Il dato referenziale, pur essendo riconoscibile, è notevolmente essenzializzato (anche se ancora non
approda all’astrattismo): le foglie degli alberi sono diventate puntini, le cupole e i minareti in lontananza
non sono altro che squillanti piani-colore, rialzando i toni del quadro che verterebbero altrimenti sulle
gamme più scure del blu, del bruno e del nero. Poche pennellate definiscono i volti dei due personaggi: un
tratto rosso brillante per il copricapo dell’uomo, il cui viso non è minimamente precisato.
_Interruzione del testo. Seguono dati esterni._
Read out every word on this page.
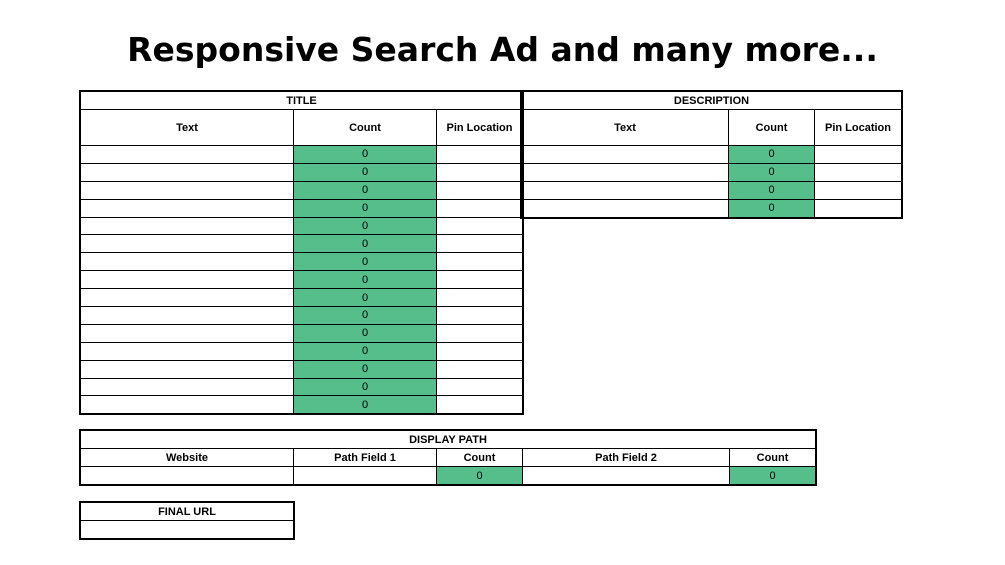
Responsive Search Ad and many more...
TITLE		
Text	Count	Pin Location
	0	
	0	
	0	
	0	
	0	
	0	
	0	
	0	
	0	
	0	
	0	
	0	
	0	
	0	
	0	
DESCRIPTION		
Text	Count	Pin Location
	0	
	0	
	0	
	0	
DISPLAY PATH				
Website	Path Field 1	Count	Path Field 2	Count
		0		0
FINAL URL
Nonostante ciò è
ravvisabile il profondo sentimento che anima i due. Come osserva P.G. Tordella: “La pittura, realizzata con
macchie differenziate, veniva a rivestire il colore di un significato autonomo rendendolo indipendente dalla
forma dell’oggetto“. Il merito va alla spiritualità che forma e colore, anche in uno stato più puro e meno
definito, instaurano con uno spettatore che abbia l’animo predisposto a questa esperienza: ciò costituirà
anche la profonda differenza tra l’opera di Kandinskij con quella di Matisse. Come è noto, questo sarà il
tema di tutta la ricerca kandiskiana che verrà affrontata, oltre che nei suoi quadri, anche nel libretto Dello
Spirituale nell’Arte.
L’altra direttrice seguita da questa opera è l’interesse da parte dell’artista per il Medioevo russo con le sue
fiabe e leggende. L’ attenzione a tale argomento gli era stata prematuramente instillata durante l’infanzia
dalla zia materna Elisabetta Ivanova. Come ricorda lo stesso Kandinskij: “Debbo a lei il sorgere in me d’un
grande amore per la musica, per le fiabe, poi per la letteratura russa, e per la profonda natura del popolo
russo”. In fondo, la sua predisposizione ad uno stile bidimensionale e pointilliste è rintracciabile anche
nell’antica arte russa, con i suoi mosaici, la sua pittura di vetrate e le sue icone, che sicuramente l’artista
aveva conosciuto durante i numerosi viaggi. L’interesse maturerà ulteriormente quando Kandinskij
frequenterà la cerchia de Il Mondo dell’Arte di Ivan Bilibin e Nikolaj Rerich. Dunque, la determinazione ad
indagare le ragioni e le origini del fare artistico, che si evince da questo quadro, sarà una costante del suo
percorso, anche quando giungendo all’astrazione, egli risalirà allo studio del disegno infantile come forma
primordiale dell’esperienza estetica umana.